Logarithms - Show that the expression is true

1. Dec 14, 2012

1. The problem statement, all variables and given/known data

Show that the following expression is true:

0.2*0.8 = -14dB + (-1.94dB)

2. Relevant equations

1 dB = 10log10(x) (where x is a ratio of two quantities)

10log10(ab) = 10log10(a) + 10log10(b)

3. The attempt at a solution

0.2*0.8 = -14dB + (-1.94dB)

0.16 = -15.94dB

___________________________

10log10(x)=-15.94

x=10-15.94/10=0.0255
___________________________

0.16 ≠ 0.0255 (so either my math is wrong or the expression is not true...)

2. Dec 14, 2012

Staff: Mentor

This doesn't make any sense. The left side is .16 with no units and the right side is -15.94, in units of dB.

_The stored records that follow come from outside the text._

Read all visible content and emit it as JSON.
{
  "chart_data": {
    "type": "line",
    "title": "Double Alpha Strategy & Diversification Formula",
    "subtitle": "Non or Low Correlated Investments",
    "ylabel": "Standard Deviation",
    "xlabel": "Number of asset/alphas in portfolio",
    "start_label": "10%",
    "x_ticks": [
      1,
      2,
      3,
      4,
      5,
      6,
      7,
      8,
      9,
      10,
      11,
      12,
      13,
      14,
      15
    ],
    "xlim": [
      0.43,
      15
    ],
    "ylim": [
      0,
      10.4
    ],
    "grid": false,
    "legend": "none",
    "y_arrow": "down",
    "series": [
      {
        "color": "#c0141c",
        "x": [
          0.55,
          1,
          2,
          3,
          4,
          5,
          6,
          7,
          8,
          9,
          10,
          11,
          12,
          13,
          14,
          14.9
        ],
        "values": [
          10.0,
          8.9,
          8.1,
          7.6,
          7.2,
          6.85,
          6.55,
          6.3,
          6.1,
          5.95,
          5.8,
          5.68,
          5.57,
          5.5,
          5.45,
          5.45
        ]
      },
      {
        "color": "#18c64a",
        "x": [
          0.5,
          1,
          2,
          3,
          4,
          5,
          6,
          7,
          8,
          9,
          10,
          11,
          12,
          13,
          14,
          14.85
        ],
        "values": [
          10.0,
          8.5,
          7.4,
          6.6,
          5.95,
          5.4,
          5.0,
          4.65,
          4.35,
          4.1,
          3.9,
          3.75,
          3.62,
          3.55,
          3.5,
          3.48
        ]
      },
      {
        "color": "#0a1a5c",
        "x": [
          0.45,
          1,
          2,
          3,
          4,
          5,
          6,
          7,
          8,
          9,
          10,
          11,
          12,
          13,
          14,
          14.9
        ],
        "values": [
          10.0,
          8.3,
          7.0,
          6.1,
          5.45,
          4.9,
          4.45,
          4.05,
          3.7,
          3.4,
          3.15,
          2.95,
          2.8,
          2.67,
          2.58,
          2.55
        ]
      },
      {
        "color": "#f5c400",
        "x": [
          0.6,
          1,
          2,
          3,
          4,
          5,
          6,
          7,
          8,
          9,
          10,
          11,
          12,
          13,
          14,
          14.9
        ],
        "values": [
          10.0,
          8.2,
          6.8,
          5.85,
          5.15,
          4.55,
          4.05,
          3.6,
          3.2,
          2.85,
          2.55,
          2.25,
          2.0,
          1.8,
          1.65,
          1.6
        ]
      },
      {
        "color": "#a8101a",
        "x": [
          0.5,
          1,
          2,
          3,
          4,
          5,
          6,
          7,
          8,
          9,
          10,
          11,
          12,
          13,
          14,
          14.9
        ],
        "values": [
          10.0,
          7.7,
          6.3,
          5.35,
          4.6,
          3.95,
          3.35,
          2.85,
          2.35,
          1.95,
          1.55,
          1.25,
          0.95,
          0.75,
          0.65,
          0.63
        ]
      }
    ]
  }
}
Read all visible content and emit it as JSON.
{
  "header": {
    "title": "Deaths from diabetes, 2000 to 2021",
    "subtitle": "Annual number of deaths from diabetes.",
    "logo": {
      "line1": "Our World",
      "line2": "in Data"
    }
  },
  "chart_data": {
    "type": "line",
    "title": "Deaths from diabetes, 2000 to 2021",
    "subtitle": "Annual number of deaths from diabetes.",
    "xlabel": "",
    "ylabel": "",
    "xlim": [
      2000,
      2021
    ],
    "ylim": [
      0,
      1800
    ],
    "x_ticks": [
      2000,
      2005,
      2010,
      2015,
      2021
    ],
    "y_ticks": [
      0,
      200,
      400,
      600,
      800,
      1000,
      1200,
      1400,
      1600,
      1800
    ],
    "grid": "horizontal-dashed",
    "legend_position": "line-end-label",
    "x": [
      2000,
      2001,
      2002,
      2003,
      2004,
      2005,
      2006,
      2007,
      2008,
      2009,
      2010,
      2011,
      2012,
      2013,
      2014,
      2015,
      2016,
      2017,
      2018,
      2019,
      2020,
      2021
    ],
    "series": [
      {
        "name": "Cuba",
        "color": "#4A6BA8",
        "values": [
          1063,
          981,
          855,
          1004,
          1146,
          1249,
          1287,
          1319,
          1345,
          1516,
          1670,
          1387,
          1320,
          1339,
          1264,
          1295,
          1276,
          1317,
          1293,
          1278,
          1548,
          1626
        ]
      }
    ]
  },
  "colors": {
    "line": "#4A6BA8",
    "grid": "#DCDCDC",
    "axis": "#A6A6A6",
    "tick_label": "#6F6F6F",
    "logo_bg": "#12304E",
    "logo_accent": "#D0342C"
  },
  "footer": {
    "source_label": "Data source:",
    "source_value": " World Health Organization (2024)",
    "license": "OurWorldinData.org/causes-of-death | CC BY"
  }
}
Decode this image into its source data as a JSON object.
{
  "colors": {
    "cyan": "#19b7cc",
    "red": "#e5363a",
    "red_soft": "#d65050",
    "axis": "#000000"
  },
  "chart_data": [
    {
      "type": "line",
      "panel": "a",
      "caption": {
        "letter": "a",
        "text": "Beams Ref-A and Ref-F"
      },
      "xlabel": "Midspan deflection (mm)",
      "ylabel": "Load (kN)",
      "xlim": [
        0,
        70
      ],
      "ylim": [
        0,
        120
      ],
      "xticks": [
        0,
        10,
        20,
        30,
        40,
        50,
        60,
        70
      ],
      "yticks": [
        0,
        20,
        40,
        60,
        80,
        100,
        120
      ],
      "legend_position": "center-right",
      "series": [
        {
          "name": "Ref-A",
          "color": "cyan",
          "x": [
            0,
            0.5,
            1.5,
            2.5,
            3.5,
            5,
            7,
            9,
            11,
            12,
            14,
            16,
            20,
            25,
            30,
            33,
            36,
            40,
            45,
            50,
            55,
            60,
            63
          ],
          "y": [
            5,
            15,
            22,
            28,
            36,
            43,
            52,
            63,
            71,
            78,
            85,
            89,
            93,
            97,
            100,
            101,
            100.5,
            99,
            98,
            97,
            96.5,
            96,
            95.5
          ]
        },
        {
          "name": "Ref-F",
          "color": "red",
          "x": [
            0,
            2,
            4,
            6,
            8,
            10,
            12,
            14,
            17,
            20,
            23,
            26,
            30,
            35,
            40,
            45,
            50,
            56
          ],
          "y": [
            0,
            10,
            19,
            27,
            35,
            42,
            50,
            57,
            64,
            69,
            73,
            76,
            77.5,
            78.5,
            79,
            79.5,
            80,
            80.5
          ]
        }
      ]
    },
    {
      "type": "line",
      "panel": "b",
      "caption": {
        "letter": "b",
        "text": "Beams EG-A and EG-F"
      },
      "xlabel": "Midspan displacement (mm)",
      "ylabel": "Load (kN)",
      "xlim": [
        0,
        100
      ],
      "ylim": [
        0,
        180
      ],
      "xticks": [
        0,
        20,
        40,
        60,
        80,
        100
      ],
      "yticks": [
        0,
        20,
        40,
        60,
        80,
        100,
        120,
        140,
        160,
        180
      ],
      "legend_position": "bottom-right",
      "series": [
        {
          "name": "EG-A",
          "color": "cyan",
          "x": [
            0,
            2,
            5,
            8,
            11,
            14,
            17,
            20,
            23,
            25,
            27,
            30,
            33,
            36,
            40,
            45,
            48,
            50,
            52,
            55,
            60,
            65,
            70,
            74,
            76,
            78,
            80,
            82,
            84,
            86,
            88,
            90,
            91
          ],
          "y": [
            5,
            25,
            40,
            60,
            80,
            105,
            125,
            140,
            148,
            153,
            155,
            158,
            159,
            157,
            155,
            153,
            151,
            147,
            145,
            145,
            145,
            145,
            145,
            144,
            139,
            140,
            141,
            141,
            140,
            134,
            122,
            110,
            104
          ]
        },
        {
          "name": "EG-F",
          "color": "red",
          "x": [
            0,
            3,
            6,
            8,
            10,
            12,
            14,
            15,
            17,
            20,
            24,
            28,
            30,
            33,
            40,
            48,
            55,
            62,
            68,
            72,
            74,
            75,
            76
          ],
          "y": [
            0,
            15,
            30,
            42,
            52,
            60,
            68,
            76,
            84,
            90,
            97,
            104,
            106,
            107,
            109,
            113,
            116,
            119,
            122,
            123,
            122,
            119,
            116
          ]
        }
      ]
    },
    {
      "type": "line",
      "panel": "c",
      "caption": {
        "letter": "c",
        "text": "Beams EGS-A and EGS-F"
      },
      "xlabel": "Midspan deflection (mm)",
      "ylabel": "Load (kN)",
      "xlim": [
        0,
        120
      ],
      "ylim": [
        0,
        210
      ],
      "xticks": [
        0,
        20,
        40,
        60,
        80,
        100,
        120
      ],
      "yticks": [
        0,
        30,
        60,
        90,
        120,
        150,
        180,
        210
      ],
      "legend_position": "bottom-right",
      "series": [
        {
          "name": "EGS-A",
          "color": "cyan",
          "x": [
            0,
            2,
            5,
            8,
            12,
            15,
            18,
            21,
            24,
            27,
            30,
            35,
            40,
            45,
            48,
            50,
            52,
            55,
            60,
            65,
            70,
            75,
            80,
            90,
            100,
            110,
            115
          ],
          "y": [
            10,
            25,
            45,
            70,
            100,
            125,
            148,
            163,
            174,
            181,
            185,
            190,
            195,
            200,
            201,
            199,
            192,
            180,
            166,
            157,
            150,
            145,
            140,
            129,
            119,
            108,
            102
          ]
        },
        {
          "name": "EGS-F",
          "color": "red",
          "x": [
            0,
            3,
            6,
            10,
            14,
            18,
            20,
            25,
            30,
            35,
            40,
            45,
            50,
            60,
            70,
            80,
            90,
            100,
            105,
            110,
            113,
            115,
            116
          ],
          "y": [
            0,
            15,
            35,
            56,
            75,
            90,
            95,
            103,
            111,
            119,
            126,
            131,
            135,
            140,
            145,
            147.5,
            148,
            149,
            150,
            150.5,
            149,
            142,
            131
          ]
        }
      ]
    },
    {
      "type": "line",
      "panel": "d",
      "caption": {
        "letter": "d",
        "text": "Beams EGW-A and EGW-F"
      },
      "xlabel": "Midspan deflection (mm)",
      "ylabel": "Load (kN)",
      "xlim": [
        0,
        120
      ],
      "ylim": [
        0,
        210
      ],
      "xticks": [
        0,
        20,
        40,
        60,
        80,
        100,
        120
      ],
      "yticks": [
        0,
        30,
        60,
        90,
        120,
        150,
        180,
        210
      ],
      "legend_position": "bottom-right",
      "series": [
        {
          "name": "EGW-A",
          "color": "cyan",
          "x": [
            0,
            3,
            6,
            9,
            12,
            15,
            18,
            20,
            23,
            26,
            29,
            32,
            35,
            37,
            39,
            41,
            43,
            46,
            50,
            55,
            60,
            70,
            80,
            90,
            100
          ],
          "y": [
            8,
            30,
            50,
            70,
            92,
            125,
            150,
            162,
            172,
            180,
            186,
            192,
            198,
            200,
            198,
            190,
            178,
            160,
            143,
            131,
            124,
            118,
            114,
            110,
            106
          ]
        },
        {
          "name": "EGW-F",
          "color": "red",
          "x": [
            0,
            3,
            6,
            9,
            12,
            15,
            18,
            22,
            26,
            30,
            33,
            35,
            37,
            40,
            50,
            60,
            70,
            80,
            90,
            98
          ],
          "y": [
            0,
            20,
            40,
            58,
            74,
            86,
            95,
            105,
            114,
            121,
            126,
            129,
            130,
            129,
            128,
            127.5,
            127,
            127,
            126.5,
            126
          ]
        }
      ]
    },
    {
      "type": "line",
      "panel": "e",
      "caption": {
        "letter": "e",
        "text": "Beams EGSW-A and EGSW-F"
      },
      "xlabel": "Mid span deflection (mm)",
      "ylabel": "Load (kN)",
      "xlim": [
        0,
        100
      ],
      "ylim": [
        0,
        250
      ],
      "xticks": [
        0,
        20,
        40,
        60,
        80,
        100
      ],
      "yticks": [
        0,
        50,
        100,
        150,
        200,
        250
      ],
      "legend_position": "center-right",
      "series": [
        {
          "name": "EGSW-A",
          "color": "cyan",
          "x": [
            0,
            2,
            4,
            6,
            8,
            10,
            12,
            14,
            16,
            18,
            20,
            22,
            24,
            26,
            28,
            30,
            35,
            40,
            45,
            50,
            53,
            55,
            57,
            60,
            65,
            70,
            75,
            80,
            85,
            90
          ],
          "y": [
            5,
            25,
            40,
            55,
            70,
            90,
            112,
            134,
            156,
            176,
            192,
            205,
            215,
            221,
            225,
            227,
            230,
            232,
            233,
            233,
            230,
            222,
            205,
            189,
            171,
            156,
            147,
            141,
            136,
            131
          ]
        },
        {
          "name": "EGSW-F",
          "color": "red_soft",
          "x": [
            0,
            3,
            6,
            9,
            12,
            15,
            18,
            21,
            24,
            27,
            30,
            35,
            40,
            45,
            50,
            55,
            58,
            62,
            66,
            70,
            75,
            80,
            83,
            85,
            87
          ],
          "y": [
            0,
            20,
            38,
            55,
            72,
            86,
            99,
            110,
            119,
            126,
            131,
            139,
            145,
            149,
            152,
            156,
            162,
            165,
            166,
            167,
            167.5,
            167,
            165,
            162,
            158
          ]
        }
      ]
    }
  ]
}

Is this actually how the problem is presented?

3. Dec 14, 2012

Yes. I'm enrolled in an online college and just about every test, quiz, or homework I attempt, I find a plethora of inexplicable things like this. I'll go back to the professor to get an idea of what is missing, because something IS missing...

4. Dec 14, 2012

On your note about units... Decibels are unitless (dimensionless)... So aside from that, am I missing something else?

5. Dec 14, 2012

Staff: Mentor

I guess that the idea is to convert each dB value using the conversion formula, and see if the two dB values add up to .16.

6. Dec 14, 2012

skeptic2

What do you get for the logarithm of 0.8?
Now let's multiply each of those by 10, not 20.
and take the anti-log of the sum.

7. Dec 15, 2012

10log10(0.2) = -6.9897 dB
10log10(0.8) = -0.9691 dB

-6.9897 dB + -0.9691 dB = -7.9588 dB

10-7.9588/10=0.16

But that has not proven anything about the left side equaling the right side. It has merely manipulated the left side and we are back to the original question.

8. Dec 15, 2012

skeptic2

You're right. Where did the -14 dB and the -1.94 dB come from? If they are part of the problem then either they are not equal or you should have used 20*Log instead of 10*Log, but I see nothing in the problem to indicate that.

9. Dec 15, 2012

I asked the professor what was going on with the problem and he said that the math I did was right but the problem was not formed properly.

The thing with online schools is some of them have a group of staff members who create the homework/labs/tests and a separate group who instructs. This is an ABET-accredited school, which is good because I'm going to be an Electrical Engineer at the end of it all.

I see what you mean about 20*log(something). The "20" would indicate that two voltage levels were being compared because the formula for voltage gain has a "20" in it.